Counsel for the mother opposed the making of any order on the basis that the mother was impecunious, having no assets, and being dependent upon social security benefits. Those assertions were not seriously challenged.
Counsel for the father conceded that, provided both parties were ordered to and did pay the ICL’s costs, the sum sought by Counsel for the ICL was reasonable.

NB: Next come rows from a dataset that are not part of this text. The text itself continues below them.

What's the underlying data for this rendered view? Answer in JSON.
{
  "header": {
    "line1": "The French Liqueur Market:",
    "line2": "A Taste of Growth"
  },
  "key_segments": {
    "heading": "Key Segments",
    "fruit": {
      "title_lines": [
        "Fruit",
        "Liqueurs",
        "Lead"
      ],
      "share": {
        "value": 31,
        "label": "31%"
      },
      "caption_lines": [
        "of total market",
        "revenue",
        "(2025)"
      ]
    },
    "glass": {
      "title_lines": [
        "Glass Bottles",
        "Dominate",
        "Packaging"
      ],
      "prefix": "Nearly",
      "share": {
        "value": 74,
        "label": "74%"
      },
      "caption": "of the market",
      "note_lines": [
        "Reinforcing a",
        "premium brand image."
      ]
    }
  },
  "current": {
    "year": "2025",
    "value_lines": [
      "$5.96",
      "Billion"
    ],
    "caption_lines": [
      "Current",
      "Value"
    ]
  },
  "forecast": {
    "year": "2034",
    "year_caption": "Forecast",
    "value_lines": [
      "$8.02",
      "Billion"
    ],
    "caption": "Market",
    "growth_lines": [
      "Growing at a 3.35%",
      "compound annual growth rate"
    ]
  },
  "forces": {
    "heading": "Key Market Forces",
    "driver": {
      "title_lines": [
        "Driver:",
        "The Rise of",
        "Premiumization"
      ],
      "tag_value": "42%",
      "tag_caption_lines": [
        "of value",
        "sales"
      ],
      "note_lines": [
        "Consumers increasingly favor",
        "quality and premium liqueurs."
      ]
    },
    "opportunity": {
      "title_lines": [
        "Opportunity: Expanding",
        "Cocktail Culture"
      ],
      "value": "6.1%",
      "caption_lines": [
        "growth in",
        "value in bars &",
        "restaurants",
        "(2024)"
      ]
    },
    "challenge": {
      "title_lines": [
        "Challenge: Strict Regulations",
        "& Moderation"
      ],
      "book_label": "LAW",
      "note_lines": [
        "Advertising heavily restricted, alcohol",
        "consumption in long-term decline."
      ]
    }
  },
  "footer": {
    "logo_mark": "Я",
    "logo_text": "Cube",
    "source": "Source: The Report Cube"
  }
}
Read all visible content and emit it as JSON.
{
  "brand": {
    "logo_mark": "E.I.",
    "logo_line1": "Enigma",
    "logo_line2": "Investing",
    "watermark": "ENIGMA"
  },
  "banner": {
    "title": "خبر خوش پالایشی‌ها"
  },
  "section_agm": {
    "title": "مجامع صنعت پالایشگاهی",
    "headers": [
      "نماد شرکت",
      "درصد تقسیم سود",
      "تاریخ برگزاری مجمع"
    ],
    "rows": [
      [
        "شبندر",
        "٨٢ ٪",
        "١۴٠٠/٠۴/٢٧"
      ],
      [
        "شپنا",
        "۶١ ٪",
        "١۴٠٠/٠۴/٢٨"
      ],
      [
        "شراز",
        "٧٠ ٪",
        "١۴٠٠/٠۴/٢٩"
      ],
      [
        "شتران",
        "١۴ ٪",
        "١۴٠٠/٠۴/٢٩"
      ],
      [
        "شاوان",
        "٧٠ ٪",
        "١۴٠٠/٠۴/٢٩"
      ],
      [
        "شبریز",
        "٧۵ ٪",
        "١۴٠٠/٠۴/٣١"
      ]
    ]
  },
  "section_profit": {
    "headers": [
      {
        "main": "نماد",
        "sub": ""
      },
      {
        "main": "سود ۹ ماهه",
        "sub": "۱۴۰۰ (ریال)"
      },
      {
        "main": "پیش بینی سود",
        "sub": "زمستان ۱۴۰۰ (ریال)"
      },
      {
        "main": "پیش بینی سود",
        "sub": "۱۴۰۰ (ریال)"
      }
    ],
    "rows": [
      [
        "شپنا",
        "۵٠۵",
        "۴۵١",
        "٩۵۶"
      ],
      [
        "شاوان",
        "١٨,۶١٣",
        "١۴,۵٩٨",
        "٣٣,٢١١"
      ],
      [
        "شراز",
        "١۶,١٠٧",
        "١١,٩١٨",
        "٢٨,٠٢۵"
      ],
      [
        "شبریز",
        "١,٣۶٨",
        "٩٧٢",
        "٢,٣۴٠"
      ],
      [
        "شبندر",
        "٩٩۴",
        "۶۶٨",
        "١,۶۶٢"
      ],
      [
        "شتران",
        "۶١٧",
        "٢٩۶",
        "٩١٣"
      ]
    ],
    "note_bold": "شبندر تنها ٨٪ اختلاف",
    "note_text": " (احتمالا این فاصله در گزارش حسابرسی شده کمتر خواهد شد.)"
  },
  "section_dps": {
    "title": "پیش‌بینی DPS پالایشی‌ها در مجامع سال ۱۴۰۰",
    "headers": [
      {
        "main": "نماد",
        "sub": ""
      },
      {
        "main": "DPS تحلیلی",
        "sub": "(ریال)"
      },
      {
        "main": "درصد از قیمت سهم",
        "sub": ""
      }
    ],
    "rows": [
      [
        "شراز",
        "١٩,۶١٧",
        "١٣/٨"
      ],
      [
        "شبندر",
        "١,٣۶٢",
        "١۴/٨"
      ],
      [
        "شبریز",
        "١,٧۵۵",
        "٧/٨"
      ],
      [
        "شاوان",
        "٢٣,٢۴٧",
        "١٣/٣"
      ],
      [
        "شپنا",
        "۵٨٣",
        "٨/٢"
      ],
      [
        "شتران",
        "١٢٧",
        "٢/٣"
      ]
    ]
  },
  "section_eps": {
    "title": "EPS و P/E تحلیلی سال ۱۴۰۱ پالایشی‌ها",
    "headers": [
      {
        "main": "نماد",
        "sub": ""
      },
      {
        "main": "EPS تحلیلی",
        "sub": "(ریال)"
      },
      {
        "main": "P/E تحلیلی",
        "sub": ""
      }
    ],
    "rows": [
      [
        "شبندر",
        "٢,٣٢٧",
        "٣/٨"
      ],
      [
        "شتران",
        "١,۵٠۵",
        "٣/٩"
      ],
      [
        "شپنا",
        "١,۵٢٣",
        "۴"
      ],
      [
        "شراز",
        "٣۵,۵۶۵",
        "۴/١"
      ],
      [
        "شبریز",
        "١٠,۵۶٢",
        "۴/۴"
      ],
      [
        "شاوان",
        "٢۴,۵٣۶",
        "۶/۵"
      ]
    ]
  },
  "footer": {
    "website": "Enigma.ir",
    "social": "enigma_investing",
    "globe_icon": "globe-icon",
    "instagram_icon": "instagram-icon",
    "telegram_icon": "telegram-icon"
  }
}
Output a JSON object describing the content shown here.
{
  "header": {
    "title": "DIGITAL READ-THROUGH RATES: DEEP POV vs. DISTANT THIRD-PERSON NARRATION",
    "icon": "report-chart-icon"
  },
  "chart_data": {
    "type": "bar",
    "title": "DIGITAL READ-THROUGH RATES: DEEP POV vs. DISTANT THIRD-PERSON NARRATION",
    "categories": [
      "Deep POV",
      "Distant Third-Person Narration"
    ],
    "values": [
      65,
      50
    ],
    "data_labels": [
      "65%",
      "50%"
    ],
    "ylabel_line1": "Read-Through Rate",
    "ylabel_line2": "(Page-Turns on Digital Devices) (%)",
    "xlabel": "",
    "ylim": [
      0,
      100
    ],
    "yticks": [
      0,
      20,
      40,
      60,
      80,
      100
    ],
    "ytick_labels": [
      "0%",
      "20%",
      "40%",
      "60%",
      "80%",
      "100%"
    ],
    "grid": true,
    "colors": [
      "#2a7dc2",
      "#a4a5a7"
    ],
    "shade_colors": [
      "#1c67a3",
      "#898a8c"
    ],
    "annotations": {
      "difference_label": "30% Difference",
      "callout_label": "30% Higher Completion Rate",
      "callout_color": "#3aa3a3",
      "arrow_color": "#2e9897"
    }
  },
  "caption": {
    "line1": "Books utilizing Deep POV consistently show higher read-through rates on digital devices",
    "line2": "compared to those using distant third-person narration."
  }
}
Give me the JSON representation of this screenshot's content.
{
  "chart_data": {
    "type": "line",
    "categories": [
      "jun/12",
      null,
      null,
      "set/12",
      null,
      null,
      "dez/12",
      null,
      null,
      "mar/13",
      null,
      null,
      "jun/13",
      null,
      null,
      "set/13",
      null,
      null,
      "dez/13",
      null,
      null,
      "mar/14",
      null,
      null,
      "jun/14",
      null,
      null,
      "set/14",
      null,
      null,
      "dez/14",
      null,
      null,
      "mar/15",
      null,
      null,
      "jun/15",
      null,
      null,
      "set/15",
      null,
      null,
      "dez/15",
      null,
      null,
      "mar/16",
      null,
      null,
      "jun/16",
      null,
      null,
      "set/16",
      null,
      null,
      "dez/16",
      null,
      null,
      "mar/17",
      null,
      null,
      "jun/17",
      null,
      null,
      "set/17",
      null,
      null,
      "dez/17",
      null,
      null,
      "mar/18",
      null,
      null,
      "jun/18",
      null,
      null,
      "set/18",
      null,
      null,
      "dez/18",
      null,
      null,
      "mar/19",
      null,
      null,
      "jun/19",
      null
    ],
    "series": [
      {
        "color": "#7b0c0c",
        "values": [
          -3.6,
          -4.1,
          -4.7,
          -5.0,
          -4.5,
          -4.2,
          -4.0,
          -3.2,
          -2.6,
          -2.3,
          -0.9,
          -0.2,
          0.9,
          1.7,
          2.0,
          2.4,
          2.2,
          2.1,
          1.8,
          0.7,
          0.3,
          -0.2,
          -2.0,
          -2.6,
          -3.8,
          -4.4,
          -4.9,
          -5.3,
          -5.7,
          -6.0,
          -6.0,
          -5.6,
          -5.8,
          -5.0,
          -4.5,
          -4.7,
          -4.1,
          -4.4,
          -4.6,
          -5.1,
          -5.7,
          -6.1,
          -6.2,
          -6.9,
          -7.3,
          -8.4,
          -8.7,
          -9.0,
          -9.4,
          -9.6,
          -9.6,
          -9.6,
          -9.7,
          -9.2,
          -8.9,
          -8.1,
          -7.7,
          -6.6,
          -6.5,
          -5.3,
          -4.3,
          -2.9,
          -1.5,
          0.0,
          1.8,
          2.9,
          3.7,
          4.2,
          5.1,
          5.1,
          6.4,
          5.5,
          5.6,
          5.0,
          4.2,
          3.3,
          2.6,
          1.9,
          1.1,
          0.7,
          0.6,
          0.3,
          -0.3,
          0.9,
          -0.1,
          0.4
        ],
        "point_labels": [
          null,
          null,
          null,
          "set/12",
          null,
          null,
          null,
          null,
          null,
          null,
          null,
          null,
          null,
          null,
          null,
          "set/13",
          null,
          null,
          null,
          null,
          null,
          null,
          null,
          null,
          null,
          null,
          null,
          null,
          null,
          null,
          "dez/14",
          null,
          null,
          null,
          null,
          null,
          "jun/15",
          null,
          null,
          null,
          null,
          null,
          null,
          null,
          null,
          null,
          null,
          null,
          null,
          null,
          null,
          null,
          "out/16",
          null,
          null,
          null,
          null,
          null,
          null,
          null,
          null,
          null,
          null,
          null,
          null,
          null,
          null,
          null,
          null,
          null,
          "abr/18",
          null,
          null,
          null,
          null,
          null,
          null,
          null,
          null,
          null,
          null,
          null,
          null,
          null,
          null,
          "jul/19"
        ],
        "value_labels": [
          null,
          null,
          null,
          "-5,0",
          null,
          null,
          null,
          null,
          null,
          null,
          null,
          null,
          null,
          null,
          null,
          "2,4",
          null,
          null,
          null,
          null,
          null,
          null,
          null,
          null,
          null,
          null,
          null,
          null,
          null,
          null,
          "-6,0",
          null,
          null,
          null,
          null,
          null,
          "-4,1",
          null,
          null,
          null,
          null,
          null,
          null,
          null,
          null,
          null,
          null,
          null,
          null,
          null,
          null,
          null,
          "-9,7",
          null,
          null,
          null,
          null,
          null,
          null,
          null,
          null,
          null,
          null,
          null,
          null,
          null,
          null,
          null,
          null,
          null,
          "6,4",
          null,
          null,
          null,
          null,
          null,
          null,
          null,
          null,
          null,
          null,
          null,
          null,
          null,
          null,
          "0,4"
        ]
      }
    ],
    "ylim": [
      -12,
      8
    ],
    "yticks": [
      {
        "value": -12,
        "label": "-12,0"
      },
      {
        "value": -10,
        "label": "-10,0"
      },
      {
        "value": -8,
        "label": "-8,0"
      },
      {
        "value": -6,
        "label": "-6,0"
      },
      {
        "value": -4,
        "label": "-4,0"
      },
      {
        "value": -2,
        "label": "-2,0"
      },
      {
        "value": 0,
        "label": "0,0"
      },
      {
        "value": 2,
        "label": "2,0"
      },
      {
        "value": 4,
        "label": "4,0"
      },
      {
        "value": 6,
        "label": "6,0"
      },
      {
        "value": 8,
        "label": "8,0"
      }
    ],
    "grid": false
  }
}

However, it was submitted, in reliance upon s 117(2A)(a) on behalf of the father that to order him to pay half the ICL’s costs in circumstances where the mother would not make any payment in that regard would be inappropriate, particularly having regard to the costs which the father had already paid with respect to expert opinion evidence and would have to pay in the future.
Properly in our view, beyond recording that he was instructed to seek costs, Counsel for the ICL refrained from making any submissions in response to those of Counsel for the father.
With respect to the parties and those advising them, and as Counsel for the ICL suggested in his outline of argument, it is regrettable that the parties have not focussed on progressing towards the final hearing of their parenting dispute.
The appeals and cross-appeal to this Court were both wholly unsuccessful. In the circumstances to which we have referred, however we are not of the opinion that an order for costs should be made.
I certify that the preceding one hundred and five (105) paragraphs are a true copy of the reasons for judgment of the Honourable Full Court (Coleman, May & Rees JJ) delivered on 13 June 2012.